Clayton James Hatch: Yes. I think it will be a similar level of growth in our operating costs, mainly through bringing on new head count, which will help drive that growth for newer opportunities. So it will be in similar areas that we've done in the past, both in sales, implementation, project management, development and all the key areas that we have in terms of head count. So it should be on a similar level that we've done in '25.
Operator: Your next question comes from Jacob Garfield with Avidity Partners. This reads, what is the rate limiting factor on signing more new customers?
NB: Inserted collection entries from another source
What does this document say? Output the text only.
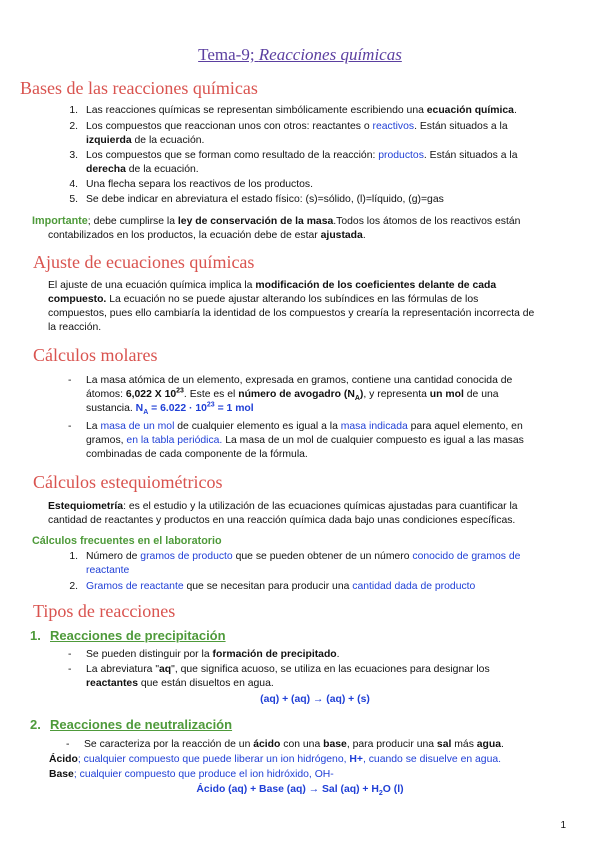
Tema-9; Reacciones químicas
Bases de las reacciones químicas
1. Las reacciones químicas se representan simbólicamente escribiendo una ecuación química.
2. Los compuestos que reaccionan unos con otros: reactantes o reactivos. Están situados a la
izquierda de la ecuación.
3. Los compuestos que se forman como resultado de la reacción: productos. Están situados a la
derecha de la ecuación.
4. Una flecha separa los reactivos de los productos.
5. Se debe indicar en abreviatura el estado físico: (s)=sólido, (l)=líquido, (g)=gas
Importante; debe cumplirse la ley de conservación de la masa.Todos los átomos de los reactivos están
contabilizados en los productos, la ecuación debe de estar ajustada.
Ajuste de ecuaciones químicas
El ajuste de una ecuación química implica la modificación de los coeficientes delante de cada
compuesto. La ecuación no se puede ajustar alterando los subíndices en las fórmulas de los
compuestos, pues ello cambiaría la identidad de los compuestos y crearía la representación incorrecta de
la reacción.
Cálculos molares
- La masa atómica de un elemento, expresada en gramos, contiene una cantidad conocida de
átomos: 6,022 X $10^{23}$. Este es el número de avogadro $(N_A)$, y representa un mol de una
sustancia. $N_A = 6.022 \cdot 10^{23} = 1$ mol
- La masa de un mol de cualquier elemento es igual a la masa indicada para aquel elemento, en
gramos, en la tabla periódica. La masa de un mol de cualquier compuesto es igual a las masas
combinadas de cada componente de la fórmula.
Cálculos estequiométricos
Estequiometría: es el estudio y la utilización de las ecuaciones químicas ajustadas para cuantificar la
cantidad de reactantes y productos en una reacción química dada bajo unas condiciones específicas.
Cálculos frecuentes en el laboratorio
1. Número de gramos de producto que se pueden obtener de un número conocido de gramos de
reactante
2. Gramos de reactante que se necesitan para producir una cantidad dada de producto
Tipos de reacciones
1. Reacciones de precipitación
- Se pueden distinguir por la formación de precipitado.
- La abreviatura "aq", que significa acuoso, se utiliza en las ecuaciones para designar los
reactantes que están disueltos en agua.
(aq) + (aq) → (aq) + (s)
2. Reacciones de neutralización
- Se caracteriza por la reacción de un ácido con una base, para producir una sal más agua.
Ácido; cualquier compuesto que puede liberar un ion hidrógeno, H+, cuando se disuelve en agua.
Base; cualquier compuesto que produce el ion hidróxido, OH-
Ácido (aq) + Base (aq) → Sal $(aq) + H_2O$ (l)
1
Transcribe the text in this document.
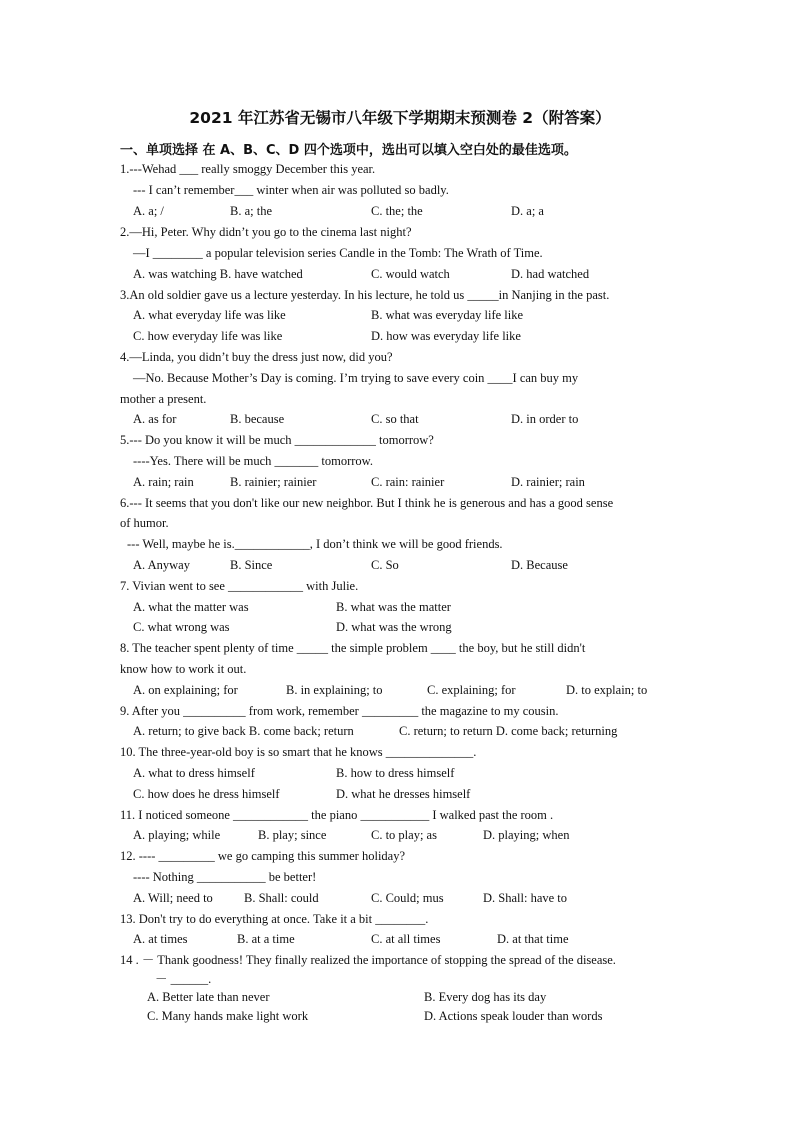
2021 年江苏省无锡市八年级下学期期末预测卷 2（附答案）
一、单项选择 在 A、B、C、D 四个选项中，选出可以填入空白处的最佳选项。
1.---Wehad ___ really smoggy December this year.
--- I can’t remember___ winter when air was polluted so badly.
A. a; /	B. a; the	C. the; the	D. a; a
2.—Hi, Peter. Why didn’t you go to the cinema last night?
—I ________ a popular television series Candle in the Tomb: The Wrath of Time.
A. was watching B. have watched	C. would watch	D. had watched
3.An old soldier gave us a lecture yesterday. In his lecture, he told us _____in Nanjing in the past.
A. what everyday life was like	B. what was everyday life like
C. how everyday life was like	D. how was everyday life like
4.—Linda, you didn’t buy the dress just now, did you?
—No. Because Mother’s Day is coming. I’m trying to save every coin ____I can buy my
mother a present.
A. as for	B. because	C. so that	D. in order to
5.--- Do you know it will be much _____________ tomorrow?
----Yes. There will be much _______ tomorrow.
A. rain; rain	B. rainier; rainier	C. rain: rainier	D. rainier; rain
6.--- It seems that you don't like our new neighbor. But I think he is generous and has a good sense
of humor.
--- Well, maybe he is.____________, I don’t think we will be good friends.
A. Anyway	B. Since	C. So	D. Because
7. Vivian went to see ____________ with Julie.
A. what the matter was	B. what was the matter
C. what wrong was	D. what was the wrong
8. The teacher spent plenty of time _____ the simple problem ____ the boy, but he still didn't
know how to work it out.
A. on explaining; for	B. in explaining; to	C. explaining; for	D. to explain; to
9. After you __________ from work, remember _________ the magazine to my cousin.
A. return; to give back B. come back; return	C. return; to return D. come back; returning
10. The three-year-old boy is so smart that he knows ______________.
A. what to dress himself	B. how to dress himself
C. how does he dress himself	D. what he dresses himself
11. I noticed someone ____________ the piano ___________ I walked past the room .
A. playing; while	B. play; since	C. to play; as	D. playing; when
12. ---- _________ we go camping this summer holiday?
---- Nothing ___________ be better!
A. Will; need to B. Shall: could	C. Could; mus	D. Shall: have to
13. Don't try to do everything at once. Take it a bit ________.
A. at times	B. at a time	C. at all times	D. at that time
14 . － Thank goodness! They finally realized the importance of stopping the spread of the disease.
－ ______.
A. Better late than never	B. Every dog has its day
C. Many hands make light work	D. Actions speak louder than words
Sam Aaron Hupert: There's not any particular rate limiting factor. It's purely in terms of what RFPs come to market. It's not that we don't have capacity or other bits and pieces, it's purely the number. And it's purely, as I said before, putting our best foot forward and showing the value that we have rather than just competing on price, which we don't do. So there are no particular limiting factors at this point.
Operator: The next question comes from [ Matthew Nicolatis ], a private investor. This reads, are you seeing any delays in implementations due to client resourcing or macro factors?
Clayton James Hatch: No, not at this stage. I mentioned, I won't go through them individually, but we haven't pushed out any of the implementations from a client level or macro level. They are pretty much on -- they are on track from what we've announced previously in the contract announcements. So all ahead in terms of implementations. We do have a number of them, but we do have a schedule that will see them coming through.
Operator: Your next question comes from Jacob Garfield with Avidity Partners. This reads, which cloud-based start-ups are you seeing compete, New Lanton, Sirona, Synthesis?
Sam Aaron Hupert: Well, every start-up, and anyone in the area we see as competition and we don't take any of them lightly. We have not seen those particular companies in major RFPs that we're currently tendering for. That's not to say that maybe some of the smaller organizations, really small ones would look at them rather than ourselves or any of our key competitors. But we haven't seen them in the mainstream of what we're currently doing, certainly not up to this point.
Operator: Thank you. There are no further questions at this time. I'll hand the conference back to Dr. Sam Hupert.
Sam Aaron Hupert: Just wanted to say thank you, everybody, for joining us and for your questions. Appreciate it very much. Thank you.
Clayton James Hatch: Thanks.
Operator: That does conclude our conference for today. Thank you for participating. You may now disconnect.